Arch Physiol Biochem. 2013 Dec;119(5):209-18. doi: 10.3109/13813455.2013.812121. Epub 2013 Jul 11.
We previously showed that methylglyoxal-induced glycation induces adipose tissue lesions, including decreased irrigation and macrophage recruitment, independently of obesity. Here, we developed a model of partially decreased adipose tissue irrigation, a common condition in obese individuals. We aimed to study the role of methylglyoxal in the metabolic adaptations to such conditions 1 and 48 hours after decreased blood supply, avoiding other confoundable variables. Irrigation decrease during 1 hour leaded to increased activation of ERK1/2 and degradation of Ikappa-Balpha and Perilipin A in methylglyoxal-treated normal Wistar rats. After 48 hours, all rats showed increased fasting glycaemia and insulinemia. However, methylglyoxal-treated rats had higher free fatty acids and triglycerides levels and decreased adiponectinemia, consequent to decreased PPARgamma levels in partially irrigated adipose tissue. Our data show that besides causing vascular dysfunction, glycation further contributes to impaired adipocyte metabolism after a decrease of tissue irrigation, what may hamper metabolic adaptation during tissue expansion.

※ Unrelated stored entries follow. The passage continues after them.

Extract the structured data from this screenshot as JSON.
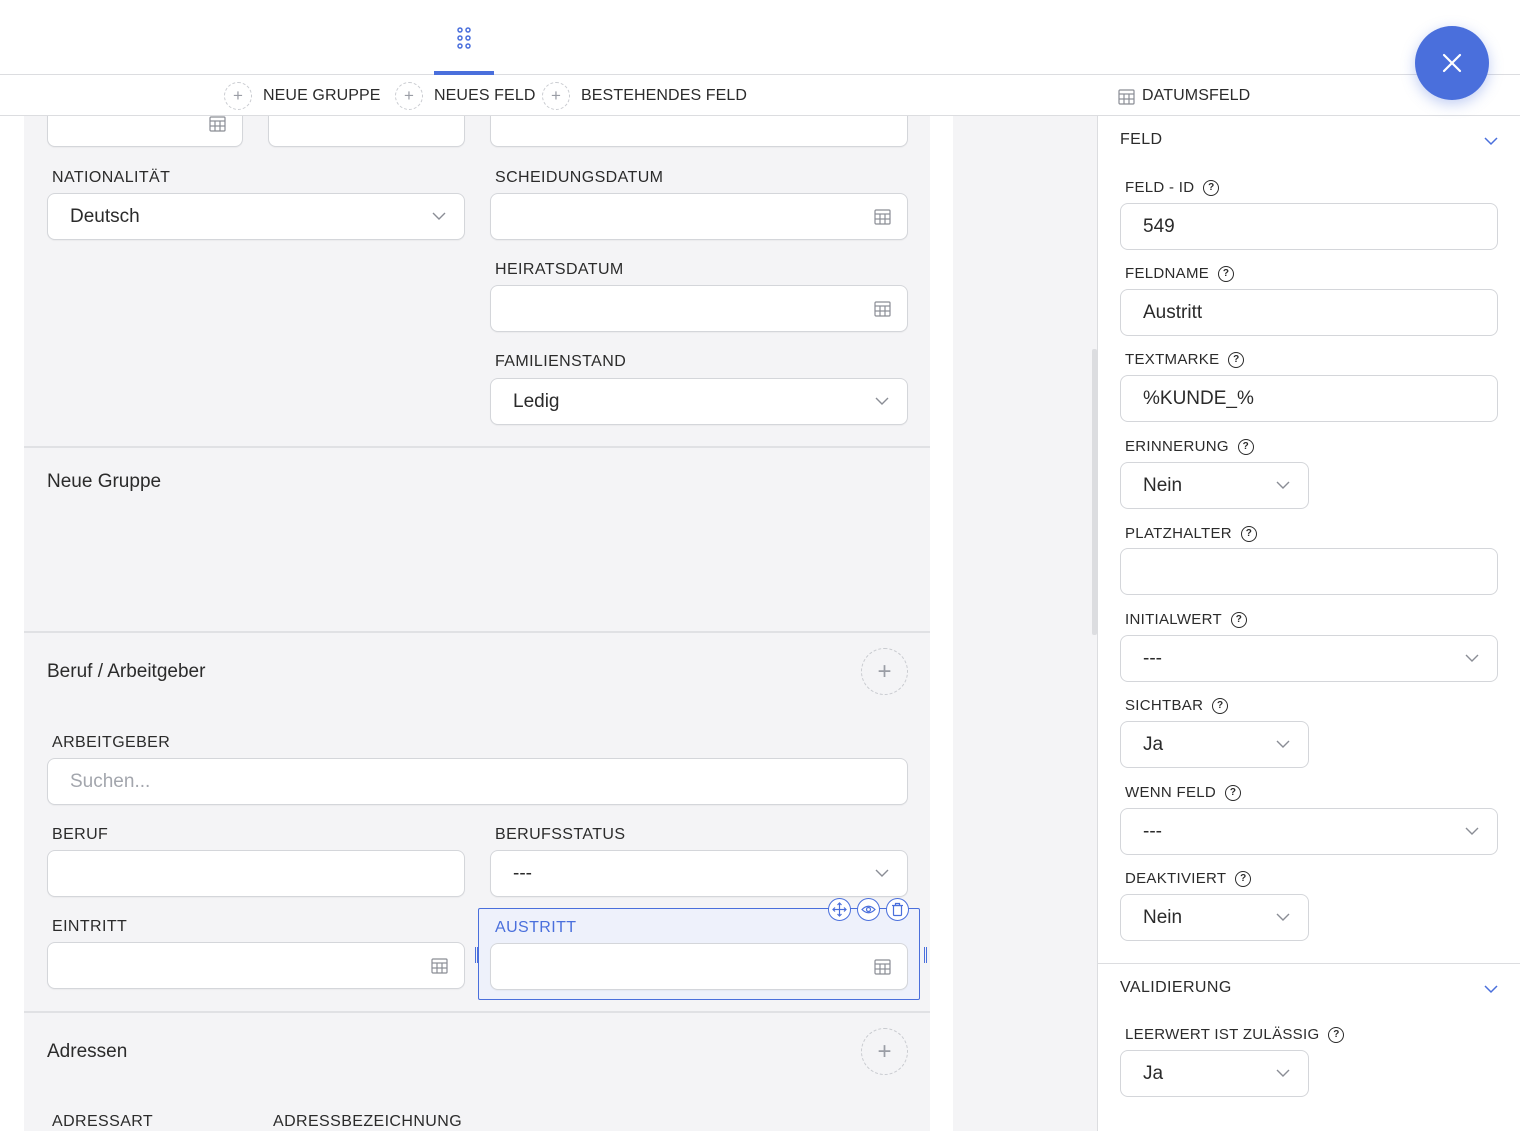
{
  "toolbar": {
    "new_group": "NEUE GRUPPE",
    "new_field": "NEUES FELD",
    "existing_field": "BESTEHENDES FELD",
    "field_type": "DATUMSFELD"
  },
  "form": {
    "nationality": {
      "label": "NATIONALITÄT",
      "value": "Deutsch"
    },
    "divorce_date": {
      "label": "SCHEIDUNGSDATUM",
      "value": ""
    },
    "marriage_date": {
      "label": "HEIRATSDATUM",
      "value": ""
    },
    "marital_status": {
      "label": "FAMILIENSTAND",
      "value": "Ledig"
    },
    "group_new": "Neue Gruppe",
    "group_job": "Beruf / Arbeitgeber",
    "employer": {
      "label": "ARBEITGEBER",
      "placeholder": "Suchen..."
    },
    "job": {
      "label": "BERUF",
      "value": ""
    },
    "job_status": {
      "label": "BERUFSSTATUS",
      "value": "---"
    },
    "entry": {
      "label": "EINTRITT",
      "value": ""
    },
    "exit": {
      "label": "AUSTRITT",
      "value": ""
    },
    "group_addresses": "Adressen",
    "address_type": {
      "label": "ADRESSART"
    },
    "address_name": {
      "label": "ADRESSBEZEICHNUNG"
    }
  },
  "panel": {
    "section_field": "FELD",
    "field_id": {
      "label": "FELD - ID",
      "value": "549"
    },
    "field_name": {
      "label": "FELDNAME",
      "value": "Austritt"
    },
    "text_mark": {
      "label": "TEXTMARKE",
      "value": "%KUNDE_%"
    },
    "reminder": {
      "label": "ERINNERUNG",
      "value": "Nein"
    },
    "placeholder": {
      "label": "PLATZHALTER",
      "value": ""
    },
    "initial_value": {
      "label": "INITIALWERT",
      "value": "---"
    },
    "visible": {
      "label": "SICHTBAR",
      "value": "Ja"
    },
    "if_field": {
      "label": "WENN FELD",
      "value": "---"
    },
    "disabled": {
      "label": "DEAKTIVIERT",
      "value": "Nein"
    },
    "section_validation": "VALIDIERUNG",
    "empty_allowed": {
      "label": "LEERWERT IST ZULÄSSIG",
      "value": "Ja"
    }
  },
  "colors": {
    "accent": "#4a6fdc",
    "canvas": "#f4f4f6",
    "border": "#d4d6da"
  },
  "icons": [
    "grid-icon",
    "close-icon",
    "plus-icon",
    "calendar-icon",
    "chevron-down-icon",
    "help-icon",
    "move-icon",
    "eye-icon",
    "trash-icon"
  ]
}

我们之前的研究表明,甲基乙二醛诱导的糖化作用会导致脂肪组织损伤,包括灌流减少和巨噬细胞募集,而与肥胖无关。在这里,我们建立了一个部分减少脂肪组织灌流的模型,这是肥胖个体的常见情况。我们的目的是研究甲基乙二醛在血液供应减少后 1 小时和 48 小时的代谢适应中的作用,避免其他混杂的变量。1 小时的灌流减少导致正常 Wistar 大鼠中 ERK1/2 的激活增加和 Ikappa-Balpha 和 perilipin A 的降解增加。48 小时后,所有大鼠的空腹血糖和胰岛素水平均升高。然而,甲基乙二醛处理的大鼠的游离脂肪酸和甘油三酯水平升高,脂联素血症降低,这与部分灌流的脂肪组织中 PPARgamma 水平降低有关。我们的数据表明,除了引起血管功能障碍外,糖化作用还会导致组织灌流减少后脂肪细胞代谢受损,这可能会阻碍组织扩张期间的代谢适应。